Der SC Glückauf Auerbach feiert am Wochenende sein 60-jähriges Bestehen
Als erster Gegner kam der Club

Der zweitgrößte Sportverein Auerbachs, der SC Glückauf, feiert am Wochenende sein 60-jähriges Bestehen. Auf dem Sportgelände am Jahnweg hat er Anfang der Woche ein Zelt aufgebaut. Bevor das umfangreiche Programm startet, bleibt noch Zeit für einen geschichtlichen Streifzug.

Mitte der 50er Jahre des vergangenen Jahrhunderts erwachte unter jüngeren Bergleuten der Wunsch nach einem eigenen Sportverein. Am 13. Mai 1956 beriefen die Bergmänner Georg Deinzer, Georg Gradl, Sebastian Kroher, Johann Paulus, Adolf Schnödt und Leonhard Schwaiger die Gründungsversammlung im Gasthof Brauerei Weiß. 57 Teilnehmer trugen sich in die Anwesenheitsliste ein.

Knappe Niederlage


Sie benannten den Verein Sport-Club Glückauf Auerbach, bestimmten schwarz und weiß zu seinen Farben und setzten den Mitgliedsbeitrag auf 55 Pfennig fest. Zum Vorsitzenden wählten sie Georg Gradl.

Sein erstes Spiel bestritt der junge Verein am 22. Juli 1956. Gegen die Amateure des 1. FC Nürnberg unterlagen die Auerbacher knapp mit 3:4. Erfolgreich verlief dagegen die erste Saison in der C-Klasse im Kreis. Glückauf beendete sie als Meister. Auf dem langfristig von der katholischen Kirchenverwaltung gepachteten Sportplatz an der B 85 wurde 1966/67 der Aufstieg in die A-Klasse gefeiert.

In den 70er-Jahren entstand das eigene Sportheim. Mit Unterstützung der U.S. Army, der Maxhütte und der Stadt Auerbach folgte 1980 ein neu gestaltetes Sportgelände.

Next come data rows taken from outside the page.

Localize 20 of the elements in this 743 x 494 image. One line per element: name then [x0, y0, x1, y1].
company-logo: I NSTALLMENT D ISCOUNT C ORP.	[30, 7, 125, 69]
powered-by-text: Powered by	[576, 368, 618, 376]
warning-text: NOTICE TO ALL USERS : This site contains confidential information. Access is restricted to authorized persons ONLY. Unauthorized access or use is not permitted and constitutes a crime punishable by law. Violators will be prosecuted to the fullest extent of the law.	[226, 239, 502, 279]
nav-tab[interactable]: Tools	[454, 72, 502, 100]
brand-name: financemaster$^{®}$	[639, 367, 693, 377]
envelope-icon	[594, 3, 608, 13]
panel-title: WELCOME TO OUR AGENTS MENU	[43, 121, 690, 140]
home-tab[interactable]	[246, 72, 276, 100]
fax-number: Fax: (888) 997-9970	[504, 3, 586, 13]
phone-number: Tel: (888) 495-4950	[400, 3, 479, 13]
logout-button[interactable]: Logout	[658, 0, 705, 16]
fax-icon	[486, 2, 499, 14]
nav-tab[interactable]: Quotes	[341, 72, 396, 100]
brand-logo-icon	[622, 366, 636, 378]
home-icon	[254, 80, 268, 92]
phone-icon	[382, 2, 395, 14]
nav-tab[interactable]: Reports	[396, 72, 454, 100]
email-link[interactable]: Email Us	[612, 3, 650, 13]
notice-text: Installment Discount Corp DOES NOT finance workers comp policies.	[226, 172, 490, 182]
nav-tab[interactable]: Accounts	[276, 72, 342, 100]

Nicht zuletzt dank einer boomenden Tennissparte, die im Mai 1984 den Spielbetrieb aufnahm, wuchs der SC Glückauf zwischenzeitlich auf 440 Mitglieder. Immer mehr Frauen und Mädchen schlossen sich an. Um ausreichend Umkleideräume und Duschen zu schaffen, begann ein An- und Umbau des Vereinsheims, der 1993 fertiggestellt wurde.

Tribüne für 350 Gäste


Mit Fußballabteilungsleiter Karl-Heinz Schmid und Spielertrainer Joachim Schmidt schaffte die 1. Mannschaft 2000/2001 den Aufstieg in die Kreisliga. Als dann in der Jahreshauptversammlung die Frage einer Fusion mit dem ASV Auerbach anstand, sprachen sich fast alle Mitglieder dafür aus. Der ASV Auerbach ließ dagegen nicht abstimmen. So kam es nicht zum Zusammenschluss.

Am 15. April 2003 erfolgte die Gründung eines eigenständigen Jugendfördervereins gemeinsam mit dem ASV Auerbach. 2008 war mit dem Aufstieg in die Kreisliga ein Erfolgsjahr. Im gleichen Jahr entstand eine überdachte Tribüne für 350 Zuschauer. Seit 2015 besteht eine Spielgemeinschaft mit Troschenreuth. Allerdings strebt der SC Glückauf wieder eine Selbstständigkeit an.

Fußball und mehr


Fast 40 Jahre engagierte sich Max Belz für den SC Glückauf, davon 16 Jahre als Vorsitzender. 1999 machte er Platz für Franz Popp, der das Spitzenamt zwölf Jahre lang ausübte. Inzwischen führt nun Jürgen Neubauer den Verein.

Neben Fußball werden heute im SC Glückauf als weitere Sportarten Kegeln und Tennis betrieben. Die einst sehr erfolgreiche Tischtennissparte löste sich vor drei Jahren auf.